A New Public Danger: Pill Mills

As the abuse of prescription drugs continues to rise, people are trying to determine where to place the blame for this phenomenon.  Sometimes it’s teens who look through the medicine cabinet and decide to start experimenting with whatever drugs they can find.  Other times, it’s a well-intentioned doctor who prescribes pain medication without explaining the risks that come along with these powerful drugs.  There are also cases of people hearing about the powerful effect of these drugs and looking for places to buy them from friends, family or even on the street.

Unfortunately, another cause for the rise in prescription drug abuse comes from the very people we have entrusted to help us with our health problems.  Doctors.  In fact, a growing problem is doctors who have been found to be involved in “pill mills” for monetary gain.

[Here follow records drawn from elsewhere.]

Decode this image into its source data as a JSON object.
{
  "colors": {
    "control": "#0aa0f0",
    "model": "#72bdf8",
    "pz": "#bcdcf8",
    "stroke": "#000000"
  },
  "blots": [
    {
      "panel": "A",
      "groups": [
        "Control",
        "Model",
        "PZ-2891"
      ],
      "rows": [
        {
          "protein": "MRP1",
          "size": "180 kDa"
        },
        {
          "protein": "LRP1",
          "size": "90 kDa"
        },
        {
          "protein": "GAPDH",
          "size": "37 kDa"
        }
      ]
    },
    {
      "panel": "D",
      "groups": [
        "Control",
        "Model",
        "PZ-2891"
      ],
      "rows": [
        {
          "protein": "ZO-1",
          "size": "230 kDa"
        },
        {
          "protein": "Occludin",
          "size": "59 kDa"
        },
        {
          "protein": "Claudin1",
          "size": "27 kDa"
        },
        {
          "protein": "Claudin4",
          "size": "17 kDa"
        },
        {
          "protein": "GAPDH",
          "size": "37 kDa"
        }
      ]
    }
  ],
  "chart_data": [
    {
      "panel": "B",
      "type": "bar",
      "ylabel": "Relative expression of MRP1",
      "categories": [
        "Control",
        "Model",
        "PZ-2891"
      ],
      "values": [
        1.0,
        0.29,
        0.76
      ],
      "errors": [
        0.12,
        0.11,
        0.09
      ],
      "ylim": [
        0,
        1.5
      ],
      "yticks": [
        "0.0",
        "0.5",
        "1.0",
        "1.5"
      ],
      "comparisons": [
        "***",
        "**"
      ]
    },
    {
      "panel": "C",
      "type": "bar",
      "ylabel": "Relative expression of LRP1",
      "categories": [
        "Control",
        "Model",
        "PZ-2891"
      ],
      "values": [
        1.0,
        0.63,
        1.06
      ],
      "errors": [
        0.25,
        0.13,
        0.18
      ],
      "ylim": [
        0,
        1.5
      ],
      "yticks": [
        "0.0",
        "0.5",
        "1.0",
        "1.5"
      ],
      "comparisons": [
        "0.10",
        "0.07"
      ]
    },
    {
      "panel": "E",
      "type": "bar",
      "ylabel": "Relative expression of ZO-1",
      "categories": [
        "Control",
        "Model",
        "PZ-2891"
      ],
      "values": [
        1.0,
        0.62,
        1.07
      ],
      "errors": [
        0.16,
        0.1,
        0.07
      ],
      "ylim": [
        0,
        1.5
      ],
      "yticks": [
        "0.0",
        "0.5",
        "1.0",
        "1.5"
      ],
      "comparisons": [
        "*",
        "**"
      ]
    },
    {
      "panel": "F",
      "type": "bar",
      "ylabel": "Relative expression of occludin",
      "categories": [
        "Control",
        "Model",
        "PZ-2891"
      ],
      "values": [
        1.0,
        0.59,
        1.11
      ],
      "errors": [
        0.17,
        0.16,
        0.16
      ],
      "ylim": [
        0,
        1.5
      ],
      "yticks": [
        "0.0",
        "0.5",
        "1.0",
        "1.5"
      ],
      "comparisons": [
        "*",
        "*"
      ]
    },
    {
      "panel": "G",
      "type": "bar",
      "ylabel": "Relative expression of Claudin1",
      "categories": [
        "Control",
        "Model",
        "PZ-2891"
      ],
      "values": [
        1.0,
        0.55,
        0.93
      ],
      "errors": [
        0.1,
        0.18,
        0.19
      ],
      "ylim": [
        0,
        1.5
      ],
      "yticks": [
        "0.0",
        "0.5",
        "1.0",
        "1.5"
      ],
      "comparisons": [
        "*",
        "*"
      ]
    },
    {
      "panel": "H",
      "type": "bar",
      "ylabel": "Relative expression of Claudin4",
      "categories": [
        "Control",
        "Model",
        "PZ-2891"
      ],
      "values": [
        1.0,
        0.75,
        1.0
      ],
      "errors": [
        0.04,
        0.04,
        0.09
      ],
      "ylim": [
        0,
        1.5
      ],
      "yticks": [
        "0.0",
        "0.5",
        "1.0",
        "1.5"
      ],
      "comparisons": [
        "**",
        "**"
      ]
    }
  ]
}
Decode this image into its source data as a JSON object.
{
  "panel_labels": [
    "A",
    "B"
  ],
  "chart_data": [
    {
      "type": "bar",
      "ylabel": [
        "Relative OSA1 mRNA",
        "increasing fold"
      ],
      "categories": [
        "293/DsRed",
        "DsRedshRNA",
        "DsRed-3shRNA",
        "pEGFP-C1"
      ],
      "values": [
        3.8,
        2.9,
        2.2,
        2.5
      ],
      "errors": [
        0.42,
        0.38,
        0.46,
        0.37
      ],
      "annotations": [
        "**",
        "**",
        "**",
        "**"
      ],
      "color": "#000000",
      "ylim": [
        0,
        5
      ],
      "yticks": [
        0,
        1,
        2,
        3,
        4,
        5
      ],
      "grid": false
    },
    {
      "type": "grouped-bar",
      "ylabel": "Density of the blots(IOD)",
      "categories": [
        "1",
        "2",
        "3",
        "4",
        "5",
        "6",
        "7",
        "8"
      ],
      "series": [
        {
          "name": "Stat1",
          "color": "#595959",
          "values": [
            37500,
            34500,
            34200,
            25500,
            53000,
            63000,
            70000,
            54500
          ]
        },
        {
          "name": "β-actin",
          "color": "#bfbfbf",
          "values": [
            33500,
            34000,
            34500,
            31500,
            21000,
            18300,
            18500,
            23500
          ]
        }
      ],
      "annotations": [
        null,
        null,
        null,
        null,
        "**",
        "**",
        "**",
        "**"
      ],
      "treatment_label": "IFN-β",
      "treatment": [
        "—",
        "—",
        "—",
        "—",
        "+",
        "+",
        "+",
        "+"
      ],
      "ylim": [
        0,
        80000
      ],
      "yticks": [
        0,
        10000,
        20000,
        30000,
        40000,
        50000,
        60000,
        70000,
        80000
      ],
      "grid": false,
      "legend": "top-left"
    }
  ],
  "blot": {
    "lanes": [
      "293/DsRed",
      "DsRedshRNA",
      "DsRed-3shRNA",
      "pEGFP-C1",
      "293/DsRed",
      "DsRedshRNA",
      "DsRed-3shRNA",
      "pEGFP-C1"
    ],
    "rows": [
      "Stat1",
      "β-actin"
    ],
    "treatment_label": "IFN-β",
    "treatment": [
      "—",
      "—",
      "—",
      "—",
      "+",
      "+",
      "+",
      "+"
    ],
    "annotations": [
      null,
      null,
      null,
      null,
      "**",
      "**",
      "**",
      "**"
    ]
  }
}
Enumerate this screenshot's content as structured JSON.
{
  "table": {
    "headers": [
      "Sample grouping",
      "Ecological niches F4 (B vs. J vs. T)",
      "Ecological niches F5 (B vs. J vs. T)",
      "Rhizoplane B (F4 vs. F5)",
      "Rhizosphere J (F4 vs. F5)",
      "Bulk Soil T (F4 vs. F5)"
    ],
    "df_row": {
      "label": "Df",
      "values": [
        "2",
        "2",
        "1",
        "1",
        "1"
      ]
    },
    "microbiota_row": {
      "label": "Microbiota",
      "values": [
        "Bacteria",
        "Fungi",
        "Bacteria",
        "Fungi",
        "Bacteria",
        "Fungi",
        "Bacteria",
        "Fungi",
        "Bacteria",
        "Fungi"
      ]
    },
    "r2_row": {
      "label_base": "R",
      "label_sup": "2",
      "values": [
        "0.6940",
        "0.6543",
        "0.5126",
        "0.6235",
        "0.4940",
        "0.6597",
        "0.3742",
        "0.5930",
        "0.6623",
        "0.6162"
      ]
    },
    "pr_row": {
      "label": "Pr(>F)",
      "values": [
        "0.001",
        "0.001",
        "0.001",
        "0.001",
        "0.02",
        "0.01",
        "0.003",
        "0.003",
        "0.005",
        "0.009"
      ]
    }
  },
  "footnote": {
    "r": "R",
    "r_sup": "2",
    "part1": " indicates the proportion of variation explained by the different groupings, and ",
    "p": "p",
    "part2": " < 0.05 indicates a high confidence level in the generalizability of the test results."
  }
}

The term “pill mill” has been added to our language recently as federal authorities continue to find these facilities that are a danger to the public.

Dr Damon Raskin, who is a specialist on addiction, has called these pill mills a true tragedy.  He has compared the doctors who are involved in these operations to drug dealers because they are specifically prescribing drugs that are not medically necessary, with the specific purpose of making money.

The DEA has begun to focus on these establishments and many arrests have been made as the focus on these pill mills becomes even more intense.  In Florida, the DEA was recently able to shut down a $40 million operation that contributed to multiple pill mills.

In this case, doctors were hired to over-prescribe certain types of pain relief medication.  They were told to prescribe as much of the medication as possible, but not so much that it would raise the suspicion of the DEA.  They were trying to find the line between making the most money possible, without raising suspicion.  However, there was no concern for the health and welfare of their patients.

Fortunately, the DEA was able to crack the case and the defendants are currently awaiting trial.

The rate of overdoses attributed to prescription drugs has tripled since 1990.  In the United States, it is currently estimated that every day, more than 2,500 young people start abusing prescription drugs, with many of those coming from their parents medicine cabinets.

It’s clear that we need to find better ways to protect the public from the abuse of prescription drugs.  Doctors who are concerned about their patients need to be better educated about the dangers of these drugs so that they are only prescribed when they are medically required.  We also need better monitoring to identify the doctors who are abusing the doctor-patient relationship just for their own monetary gain.